Email. Thought it was going somewhere?

Charlie has an excellent point in this post about email.

So, while the kids, with their rock and roll and their ripped jeans and hacky sacks… err.. chrome spinners, may not have a need for e-mail now, it’s not going away anytime soon. Plus, most alternative methods, like Facebook, MySpace, Twitter, require both the sender and the recipient to both be on the same social network. E-mail is a least common denominator. We all have one and it requires no additional signup/login to send someone a message.

There’s been lots of talk about how we need Inbox 2.0 or that kids don’t use email any more (only IM, social network messaging, etc) but remember, they’re not in the work force. Typically, the work force moves at a snails pace (with technology infrastructure) so when kids come of legal age to work, they’ll be using email for the foreseeable future.
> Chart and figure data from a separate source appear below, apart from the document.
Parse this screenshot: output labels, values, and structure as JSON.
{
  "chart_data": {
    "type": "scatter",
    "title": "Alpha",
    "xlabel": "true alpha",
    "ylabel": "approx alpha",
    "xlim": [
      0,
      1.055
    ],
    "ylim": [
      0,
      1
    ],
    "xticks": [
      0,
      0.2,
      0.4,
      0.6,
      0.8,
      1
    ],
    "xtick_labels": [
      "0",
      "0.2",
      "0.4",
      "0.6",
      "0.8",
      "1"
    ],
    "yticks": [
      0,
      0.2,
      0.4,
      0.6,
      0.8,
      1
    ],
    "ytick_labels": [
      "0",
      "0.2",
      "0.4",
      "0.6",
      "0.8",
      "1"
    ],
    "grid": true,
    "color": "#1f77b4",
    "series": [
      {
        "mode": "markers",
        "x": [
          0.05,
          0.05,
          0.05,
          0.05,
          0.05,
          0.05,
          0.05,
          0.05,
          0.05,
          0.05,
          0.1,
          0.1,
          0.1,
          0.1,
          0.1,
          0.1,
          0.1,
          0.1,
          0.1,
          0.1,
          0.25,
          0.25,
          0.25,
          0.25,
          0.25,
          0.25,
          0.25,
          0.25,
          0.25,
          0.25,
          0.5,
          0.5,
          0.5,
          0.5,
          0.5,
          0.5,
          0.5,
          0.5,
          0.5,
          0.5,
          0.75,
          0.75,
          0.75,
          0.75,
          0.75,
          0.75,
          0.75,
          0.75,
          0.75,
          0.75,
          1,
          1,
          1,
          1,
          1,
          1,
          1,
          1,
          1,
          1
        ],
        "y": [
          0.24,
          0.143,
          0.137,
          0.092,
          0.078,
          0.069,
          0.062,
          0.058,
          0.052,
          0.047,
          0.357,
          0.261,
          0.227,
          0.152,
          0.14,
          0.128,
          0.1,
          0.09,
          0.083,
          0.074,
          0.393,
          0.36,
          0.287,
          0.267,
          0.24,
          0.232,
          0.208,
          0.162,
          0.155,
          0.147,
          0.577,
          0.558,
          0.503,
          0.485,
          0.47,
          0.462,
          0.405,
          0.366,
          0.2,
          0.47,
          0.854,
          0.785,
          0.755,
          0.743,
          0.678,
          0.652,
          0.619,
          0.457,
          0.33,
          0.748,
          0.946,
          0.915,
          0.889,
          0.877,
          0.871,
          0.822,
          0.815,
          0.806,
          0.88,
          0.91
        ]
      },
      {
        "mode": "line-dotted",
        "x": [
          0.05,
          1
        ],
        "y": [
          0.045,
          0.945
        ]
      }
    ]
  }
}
Just because a kid uses IM or MySpace to send messages, don’t mean his boss will want to use that. At the end of the day, sending a spreadsheet or pitch document to your team/boss is necessary – whether it’s thru an attachment or an online URL; and email, as Charlie says, is the lowest common denominator of everything [today].

Fred recently (today) posted about messaging and that’s the larger conversation here.  If you step back to 30,000 feet and look at email/SMTP/POP/Exchange/rss/sms/IM/etc – it’s all about messaging.  He believes that there will be open platforms and that’s where it’s going in the foreseeable future.  I agree.  If my Outlook could send SMS messages/IM/etc – and group it all in one place, that would be fantastic.  A great name for this would have been Grand Central, but that’s taken by another startup (now owned by Google) in the telephony industry.  We should potentially call this Penn Station?

We all love innovation and in my opinion, there’s a heck of a lot of it occuring right now in the technology scene. Entrepreneurs are turning out radical new ideas almost daily and we haven’t caught up to even 10% of what they are churning out. Just because kids are using IM to converse with each other, doesn’ t mean we should drop what we’re doing now to adopt these alternative methods of communication. They aren’t mutually exclusive. Also, lets not get too far ahead of ourselves for the innovation curve. Innovation is great – but consumer adoption is more important (to build a sustainable business).